哈贝马斯和亚历山大·米切利希之间的友谊对米切利希关于精神分析医学理念汇入到20世纪60年代现在被称为法兰克福学派或批判理论的社会科学理论大潮流的建立扮演了至关重要的权威角色。早在1963年,哈贝马斯肯定了米切利希在他的名为 Society without a Father 没有父亲的社会 (Auf dem Weg zur vaterlosen Gesellschaft 走向没有父亲途中的社会)的研究中阐明的关于精神分析作为社会的解放指导理论的理念。哈贝马斯对米切利希的现代性分析的印象特别深刻。正如米切利希认为的,文明理性的进程促成了“父性文化的”侵蚀,同时也很难建立一个“成功的认同,比如,对‘时代的来临’”,这便构成了“一个没有父亲社会的潜在可能,因为有些东西仍然心存风险”。就像米切利希,哈贝马斯根据当前的情景,将所有在前现代结构权威的冲突中寻找解决方案的恢复性冲动视为错误。他坚持认为,当尝试作出“通过援引固定的行为典规则,严格的规范,盲眼的官僚机构和习惯的反应,来驱使老亚当进行一个解放进程。”的时代已经结束。

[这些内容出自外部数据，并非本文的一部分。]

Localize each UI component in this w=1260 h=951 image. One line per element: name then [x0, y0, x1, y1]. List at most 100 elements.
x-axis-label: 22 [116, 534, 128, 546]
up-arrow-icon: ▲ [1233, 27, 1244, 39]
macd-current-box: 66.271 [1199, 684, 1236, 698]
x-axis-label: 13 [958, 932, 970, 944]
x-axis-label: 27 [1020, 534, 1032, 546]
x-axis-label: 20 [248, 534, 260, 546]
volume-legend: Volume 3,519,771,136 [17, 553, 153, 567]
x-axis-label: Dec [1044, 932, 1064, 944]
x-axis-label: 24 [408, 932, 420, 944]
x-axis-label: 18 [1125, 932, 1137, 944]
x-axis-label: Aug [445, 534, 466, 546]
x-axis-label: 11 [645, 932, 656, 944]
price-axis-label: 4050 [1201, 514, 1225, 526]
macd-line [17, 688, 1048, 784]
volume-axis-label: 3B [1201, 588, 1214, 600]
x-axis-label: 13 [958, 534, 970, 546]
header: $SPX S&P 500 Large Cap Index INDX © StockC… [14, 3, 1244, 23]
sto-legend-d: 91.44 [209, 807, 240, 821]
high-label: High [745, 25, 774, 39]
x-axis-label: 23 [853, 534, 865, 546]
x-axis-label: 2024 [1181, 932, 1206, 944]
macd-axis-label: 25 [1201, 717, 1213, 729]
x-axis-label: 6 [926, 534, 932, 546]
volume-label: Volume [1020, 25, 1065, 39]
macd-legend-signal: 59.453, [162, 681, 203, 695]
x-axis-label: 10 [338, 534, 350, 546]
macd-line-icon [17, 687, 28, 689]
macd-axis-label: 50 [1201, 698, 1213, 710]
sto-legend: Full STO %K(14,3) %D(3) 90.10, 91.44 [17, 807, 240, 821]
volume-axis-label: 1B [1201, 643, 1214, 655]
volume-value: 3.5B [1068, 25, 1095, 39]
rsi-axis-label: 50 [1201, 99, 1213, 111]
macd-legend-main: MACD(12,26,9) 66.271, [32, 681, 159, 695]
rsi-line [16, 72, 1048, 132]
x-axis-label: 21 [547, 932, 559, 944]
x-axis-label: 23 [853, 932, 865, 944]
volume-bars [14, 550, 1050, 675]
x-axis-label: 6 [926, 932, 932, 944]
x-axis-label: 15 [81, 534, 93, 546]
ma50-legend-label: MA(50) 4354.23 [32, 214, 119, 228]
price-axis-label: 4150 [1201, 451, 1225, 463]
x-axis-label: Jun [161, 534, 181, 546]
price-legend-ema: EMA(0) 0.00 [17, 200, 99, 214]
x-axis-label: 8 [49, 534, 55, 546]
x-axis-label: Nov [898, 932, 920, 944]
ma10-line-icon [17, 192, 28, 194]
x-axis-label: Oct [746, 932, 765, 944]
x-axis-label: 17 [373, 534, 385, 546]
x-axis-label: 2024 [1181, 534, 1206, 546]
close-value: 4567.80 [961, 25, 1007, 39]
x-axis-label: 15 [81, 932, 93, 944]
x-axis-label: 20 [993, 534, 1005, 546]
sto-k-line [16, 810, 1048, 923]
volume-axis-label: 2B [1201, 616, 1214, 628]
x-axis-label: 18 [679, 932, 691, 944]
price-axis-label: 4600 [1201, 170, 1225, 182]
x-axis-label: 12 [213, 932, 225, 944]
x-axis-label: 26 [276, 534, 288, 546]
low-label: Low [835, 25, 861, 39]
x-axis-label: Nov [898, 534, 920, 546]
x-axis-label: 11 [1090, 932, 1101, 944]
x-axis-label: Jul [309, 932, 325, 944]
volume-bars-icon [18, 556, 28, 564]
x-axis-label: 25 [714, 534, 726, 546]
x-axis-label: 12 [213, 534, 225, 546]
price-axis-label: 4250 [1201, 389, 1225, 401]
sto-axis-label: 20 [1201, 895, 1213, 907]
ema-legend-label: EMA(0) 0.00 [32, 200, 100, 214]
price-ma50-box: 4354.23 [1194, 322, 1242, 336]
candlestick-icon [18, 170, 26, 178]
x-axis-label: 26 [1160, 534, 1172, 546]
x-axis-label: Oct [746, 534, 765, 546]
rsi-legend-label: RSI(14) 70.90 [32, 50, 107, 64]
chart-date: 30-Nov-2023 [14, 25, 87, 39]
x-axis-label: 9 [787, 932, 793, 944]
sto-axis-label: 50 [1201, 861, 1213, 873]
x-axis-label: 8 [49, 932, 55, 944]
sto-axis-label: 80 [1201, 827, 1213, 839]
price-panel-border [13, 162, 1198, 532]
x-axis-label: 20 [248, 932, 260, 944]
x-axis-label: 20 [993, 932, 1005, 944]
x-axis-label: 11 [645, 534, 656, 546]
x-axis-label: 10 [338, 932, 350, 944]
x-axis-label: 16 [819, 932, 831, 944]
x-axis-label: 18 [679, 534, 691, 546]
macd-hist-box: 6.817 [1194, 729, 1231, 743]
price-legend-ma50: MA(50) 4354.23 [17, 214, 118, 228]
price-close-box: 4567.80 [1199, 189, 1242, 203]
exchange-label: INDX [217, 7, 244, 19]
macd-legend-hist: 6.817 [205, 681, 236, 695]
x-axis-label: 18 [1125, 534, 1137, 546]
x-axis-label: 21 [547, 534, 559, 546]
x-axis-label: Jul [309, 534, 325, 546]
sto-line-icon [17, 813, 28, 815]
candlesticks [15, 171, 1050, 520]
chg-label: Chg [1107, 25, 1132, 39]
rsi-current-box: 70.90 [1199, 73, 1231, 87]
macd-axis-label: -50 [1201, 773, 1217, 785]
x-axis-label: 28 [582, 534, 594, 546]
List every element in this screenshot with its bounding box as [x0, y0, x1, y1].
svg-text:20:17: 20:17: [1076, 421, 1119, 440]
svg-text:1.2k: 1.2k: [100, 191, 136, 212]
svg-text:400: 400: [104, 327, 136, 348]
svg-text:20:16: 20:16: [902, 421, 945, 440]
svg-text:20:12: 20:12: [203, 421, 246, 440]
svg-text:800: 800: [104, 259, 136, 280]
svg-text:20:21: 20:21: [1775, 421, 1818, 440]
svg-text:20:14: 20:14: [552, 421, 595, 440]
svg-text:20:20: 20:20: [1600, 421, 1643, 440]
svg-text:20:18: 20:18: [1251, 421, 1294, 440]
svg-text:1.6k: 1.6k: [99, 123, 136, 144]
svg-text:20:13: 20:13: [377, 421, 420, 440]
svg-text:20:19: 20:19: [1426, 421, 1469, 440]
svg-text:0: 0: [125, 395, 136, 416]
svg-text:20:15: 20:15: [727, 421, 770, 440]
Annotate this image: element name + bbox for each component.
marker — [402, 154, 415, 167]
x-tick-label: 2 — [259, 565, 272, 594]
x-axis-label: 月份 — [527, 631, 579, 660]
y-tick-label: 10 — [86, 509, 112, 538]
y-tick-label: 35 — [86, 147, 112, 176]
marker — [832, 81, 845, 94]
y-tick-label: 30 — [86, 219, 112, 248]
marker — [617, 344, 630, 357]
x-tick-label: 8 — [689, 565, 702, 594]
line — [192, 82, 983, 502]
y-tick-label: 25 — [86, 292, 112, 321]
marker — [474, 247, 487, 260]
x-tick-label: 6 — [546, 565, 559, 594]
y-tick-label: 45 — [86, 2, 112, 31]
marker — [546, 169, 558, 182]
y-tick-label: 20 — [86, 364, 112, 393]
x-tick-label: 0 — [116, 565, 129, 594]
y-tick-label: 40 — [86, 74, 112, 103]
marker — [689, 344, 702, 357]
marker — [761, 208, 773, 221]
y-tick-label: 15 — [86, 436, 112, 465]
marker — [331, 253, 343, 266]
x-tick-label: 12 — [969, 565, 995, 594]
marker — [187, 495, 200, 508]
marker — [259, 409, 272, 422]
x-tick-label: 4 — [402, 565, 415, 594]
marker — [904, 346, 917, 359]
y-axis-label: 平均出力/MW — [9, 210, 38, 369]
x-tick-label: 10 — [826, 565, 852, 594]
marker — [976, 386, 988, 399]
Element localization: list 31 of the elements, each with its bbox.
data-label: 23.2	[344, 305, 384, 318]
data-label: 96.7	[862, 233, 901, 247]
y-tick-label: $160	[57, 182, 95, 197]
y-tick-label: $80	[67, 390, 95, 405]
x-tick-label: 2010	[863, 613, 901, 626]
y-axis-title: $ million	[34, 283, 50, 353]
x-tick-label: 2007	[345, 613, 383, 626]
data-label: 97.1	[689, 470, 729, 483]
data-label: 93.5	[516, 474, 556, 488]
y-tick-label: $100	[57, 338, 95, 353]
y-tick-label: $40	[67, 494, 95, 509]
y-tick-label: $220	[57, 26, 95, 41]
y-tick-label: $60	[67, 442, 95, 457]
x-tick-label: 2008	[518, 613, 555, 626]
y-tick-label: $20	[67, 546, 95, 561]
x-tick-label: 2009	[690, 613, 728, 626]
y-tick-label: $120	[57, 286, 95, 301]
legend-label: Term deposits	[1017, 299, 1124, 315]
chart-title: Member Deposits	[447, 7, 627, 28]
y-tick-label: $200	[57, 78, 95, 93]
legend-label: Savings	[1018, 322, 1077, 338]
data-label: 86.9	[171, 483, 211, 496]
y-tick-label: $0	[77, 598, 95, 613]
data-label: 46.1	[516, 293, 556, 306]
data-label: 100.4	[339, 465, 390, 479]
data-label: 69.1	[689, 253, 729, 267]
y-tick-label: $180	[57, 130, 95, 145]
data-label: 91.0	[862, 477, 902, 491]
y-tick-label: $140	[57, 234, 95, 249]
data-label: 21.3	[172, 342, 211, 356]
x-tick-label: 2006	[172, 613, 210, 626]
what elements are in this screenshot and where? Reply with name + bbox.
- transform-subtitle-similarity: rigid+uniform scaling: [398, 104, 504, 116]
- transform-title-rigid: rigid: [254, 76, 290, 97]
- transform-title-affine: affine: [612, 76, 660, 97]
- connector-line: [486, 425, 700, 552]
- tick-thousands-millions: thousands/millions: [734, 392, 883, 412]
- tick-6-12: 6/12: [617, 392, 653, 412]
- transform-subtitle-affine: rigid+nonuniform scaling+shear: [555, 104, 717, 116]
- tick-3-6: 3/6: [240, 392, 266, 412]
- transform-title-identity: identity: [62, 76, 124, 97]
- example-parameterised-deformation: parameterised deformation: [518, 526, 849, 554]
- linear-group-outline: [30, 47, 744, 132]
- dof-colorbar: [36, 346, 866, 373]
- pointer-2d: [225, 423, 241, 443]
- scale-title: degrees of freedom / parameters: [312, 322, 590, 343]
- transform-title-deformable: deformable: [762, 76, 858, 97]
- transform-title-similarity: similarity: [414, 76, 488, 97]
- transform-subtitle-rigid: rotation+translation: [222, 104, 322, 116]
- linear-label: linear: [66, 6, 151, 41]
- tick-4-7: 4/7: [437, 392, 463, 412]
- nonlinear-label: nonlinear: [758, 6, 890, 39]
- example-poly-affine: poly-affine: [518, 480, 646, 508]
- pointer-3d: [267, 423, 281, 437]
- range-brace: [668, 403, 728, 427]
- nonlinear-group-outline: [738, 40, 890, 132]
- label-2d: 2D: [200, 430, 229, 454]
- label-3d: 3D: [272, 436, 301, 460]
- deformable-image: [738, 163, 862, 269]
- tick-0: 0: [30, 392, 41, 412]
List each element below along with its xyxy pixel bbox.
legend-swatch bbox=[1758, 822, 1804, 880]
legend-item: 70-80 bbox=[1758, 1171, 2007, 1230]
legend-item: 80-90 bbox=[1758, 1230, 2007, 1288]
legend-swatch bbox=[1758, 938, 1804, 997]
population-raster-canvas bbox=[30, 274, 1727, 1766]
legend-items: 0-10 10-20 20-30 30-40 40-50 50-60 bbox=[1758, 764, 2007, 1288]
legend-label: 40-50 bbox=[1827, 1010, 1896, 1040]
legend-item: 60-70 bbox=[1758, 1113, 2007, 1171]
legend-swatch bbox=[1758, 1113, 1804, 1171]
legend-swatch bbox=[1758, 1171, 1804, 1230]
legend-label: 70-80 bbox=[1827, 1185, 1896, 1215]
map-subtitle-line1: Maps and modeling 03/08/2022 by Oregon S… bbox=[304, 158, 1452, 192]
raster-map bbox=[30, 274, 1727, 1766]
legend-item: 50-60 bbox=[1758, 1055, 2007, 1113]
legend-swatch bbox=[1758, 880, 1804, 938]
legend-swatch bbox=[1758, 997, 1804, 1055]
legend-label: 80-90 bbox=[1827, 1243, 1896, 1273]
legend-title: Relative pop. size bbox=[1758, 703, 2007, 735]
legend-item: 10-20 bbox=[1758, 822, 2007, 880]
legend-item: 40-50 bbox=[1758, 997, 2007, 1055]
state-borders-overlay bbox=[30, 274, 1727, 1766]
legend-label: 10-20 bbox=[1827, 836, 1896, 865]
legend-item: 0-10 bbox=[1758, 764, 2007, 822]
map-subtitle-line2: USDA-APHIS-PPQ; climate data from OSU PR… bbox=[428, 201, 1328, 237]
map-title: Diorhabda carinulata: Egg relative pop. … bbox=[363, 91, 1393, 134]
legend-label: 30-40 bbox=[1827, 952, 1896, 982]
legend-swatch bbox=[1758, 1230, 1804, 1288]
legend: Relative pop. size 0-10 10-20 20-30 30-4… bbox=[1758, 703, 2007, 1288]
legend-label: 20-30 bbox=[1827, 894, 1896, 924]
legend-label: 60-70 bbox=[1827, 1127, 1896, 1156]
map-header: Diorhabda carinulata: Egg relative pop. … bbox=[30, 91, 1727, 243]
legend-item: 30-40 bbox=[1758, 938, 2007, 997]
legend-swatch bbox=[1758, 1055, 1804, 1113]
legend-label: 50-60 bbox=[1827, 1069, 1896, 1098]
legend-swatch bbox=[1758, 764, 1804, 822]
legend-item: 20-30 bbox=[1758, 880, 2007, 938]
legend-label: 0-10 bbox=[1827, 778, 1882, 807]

如果研究《没有父亲的社会》,值得注意的笔记是,米切利希拒绝雅斯贝尔斯所做的各种各样的某些意义上的具有教育性的教条主义,当呼唤“批判性思维的自由”而反对“强制遵守”时,他转向了新教的传统。为了保持批判理论,米切利希首当其冲的反对他认为的西方社会镇压本国公民的企图,他写道:

难道一个社会实践,即其成员的需要在社会形成的过程中扮演了批判性寻找真相的角色:针对自己的影响,针对魔术,针对狂妄自大?还是让他们不敢让他们审查,以让他们听话?

根据米切利希的观点,如果使用精神分析的见解,社会可能最有效地发生解放性的进程。他想要开创一个方法“来揭露可疑的声称的权威(以及同样可疑的在令人安慰世界里的沉思)”,以此来“失去的批判性的自我”创造一个空间,知道如何“察觉防御机制”同时将“对本我的遵从”置于“禁忌之上”。这里“对本我的遵从”充当了类似于自我和社会批判个体的指导观念的角色。他们已经从被权威传统设置的习惯性的“服从于道德”中解放了出来。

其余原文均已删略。